Seems like fibonaacci series follows the golden ratio, as talked about in some detail here.

This was used in this MATLAB File-exchange code and I am writing here, just the esssence of it -

sqrt5 = sqrt(5);
alpha = (1 + sqrt5)/2;   %// alpha = 1.618... is the golden ratio
fibs  = round( alpha.^n ./ sqrt5 )

You can feed an integer into n for the nth number in Fibonacci Series or feed an array 1:n to have the whole series.

Please note that this method holds good till n = 69 only.

Answer 5

To reach large numbers you can use symbolic computation. The following works in Matlab R2010b.

syms x y %// declare variables
z = x + y;  %// define formula
xval = '0'; %// initiallize x, y values
yval = '1'; 
for n = 2:300
    zval = subs(z, [x y], {xval yval}); %// update z value
    disp(['Iteration ' num2str(n) ':'])
    disp(zval)
    xval = yval; %// shift values
    yval = zval;
end

Answer 6

The implementation of a fast Fibonacci computation in Python could be as follows. I know this is Python not MATLAB/Octave, however it might be helpful.
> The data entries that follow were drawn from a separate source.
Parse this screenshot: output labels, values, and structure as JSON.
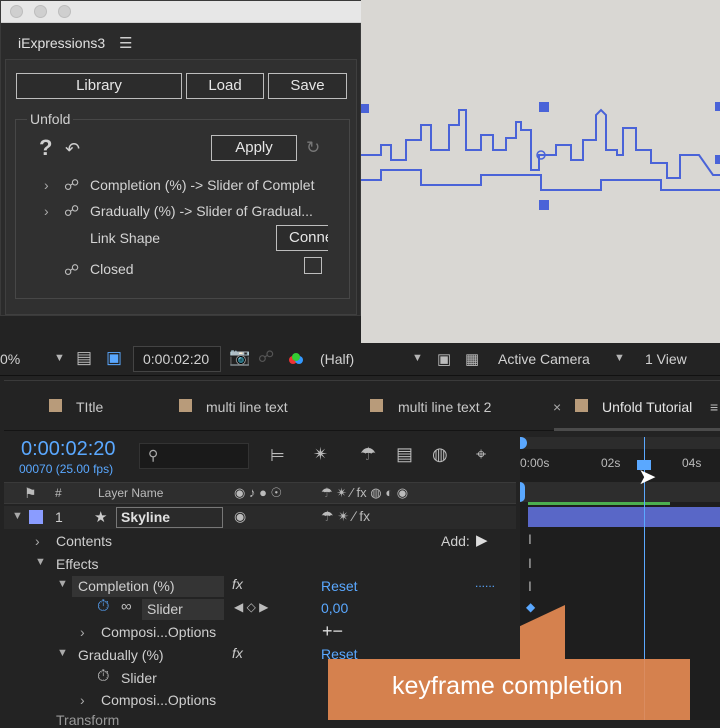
{
  "panel": {
    "title": "iExpressions3",
    "menu_icon": "hamburger-icon",
    "buttons": {
      "library": "Library",
      "load": "Load",
      "save": "Save"
    },
    "group_label": "Unfold",
    "help_icon": "?",
    "apply": "Apply",
    "links": [
      {
        "text": "Completion (%) -> Slider of Complet"
      },
      {
        "text": "Gradually (%) -> Slider of Gradual..."
      }
    ],
    "link_shape_label": "Link Shape",
    "connect_button": "Conne",
    "closed_label": "Closed"
  },
  "viewer": {
    "zoom": "0%",
    "timecode": "0:00:02:20",
    "resolution": "(Half)",
    "camera": "Active Camera",
    "views": "1 View"
  },
  "timeline": {
    "tabs": [
      {
        "label": "TItle",
        "color": "#b89b7a"
      },
      {
        "label": "multi line text",
        "color": "#b89b7a"
      },
      {
        "label": "multi line text 2",
        "color": "#b89b7a"
      },
      {
        "label": "Unfold Tutorial",
        "color": "#b89b7a",
        "active": true
      }
    ],
    "close_symbol": "×",
    "timecode": "0:00:02:20",
    "frame_info": "00070 (25.00 fps)",
    "ruler": [
      "0:00s",
      "02s",
      "04s"
    ],
    "columns": {
      "num": "#",
      "layer_name": "Layer Name"
    },
    "layer": {
      "num": "1",
      "name": "Skyline"
    },
    "contents": "Contents",
    "add_label": "Add:",
    "effects": "Effects",
    "completion": "Completion (%)",
    "reset": "Reset",
    "dots": "......",
    "slider": "Slider",
    "slider_value": "0,00",
    "compositing": "Composi...Options",
    "plusminus": "+−",
    "gradually": "Gradually (%)",
    "slider2": "Slider",
    "compositing2": "Composi...Options",
    "transform": "Transform"
  },
  "overlay": {
    "text": "keyframe completion",
    "color": "#e58a52"
  },
  "accent": "#5aa8ff"
}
Basically, rather than calling the same Fibonacci function over and over again with O(2ⁿ), we are storing Fibonacci sequence on a list/array with O(n):

#!/usr/bin/env python3.5

class Fib:
    def __init__(self,n):
        self.n=n
        self.fibList=[None]*(self.n+1)
        self.populateFibList()
    def populateFibList(self):
        for i in range(len(self.fibList)):
            if i==0:
                self.fibList[i]=0
            if i==1:
                self.fibList[i]=1
            if i>1:
                self.fibList[i]=self.fibList[i-1]+self.fibList[i-2]
    def getFib(self):
        print('Fibonacci sequence up to ', self.n, ' is:')
        for i in range(len(self.fibList)):
            print(i, ' : ', self.fibList[i])
        return self.fibList[self.n]

def isNonnegativeInt(value):
    try:
        if int(value)>=0:#throws an exception if non-convertible to int: returns False
            return True
        else:
            return False
    except:
        return False

n=input('Please enter a non-negative integer: ')

while isNonnegativeInt(n)==False:
    n=input('A non-negative integer is needed: ')

n=int(n) # convert string to int

print('We are using ', n, 'based on what you entered')

print('Fibonacci result is ', Fib(n).getFib())

Output for n=12 would be like:

I tested the runtime for n=100, 300, 1000 and the code is really fast, I don't even have to wait for the output.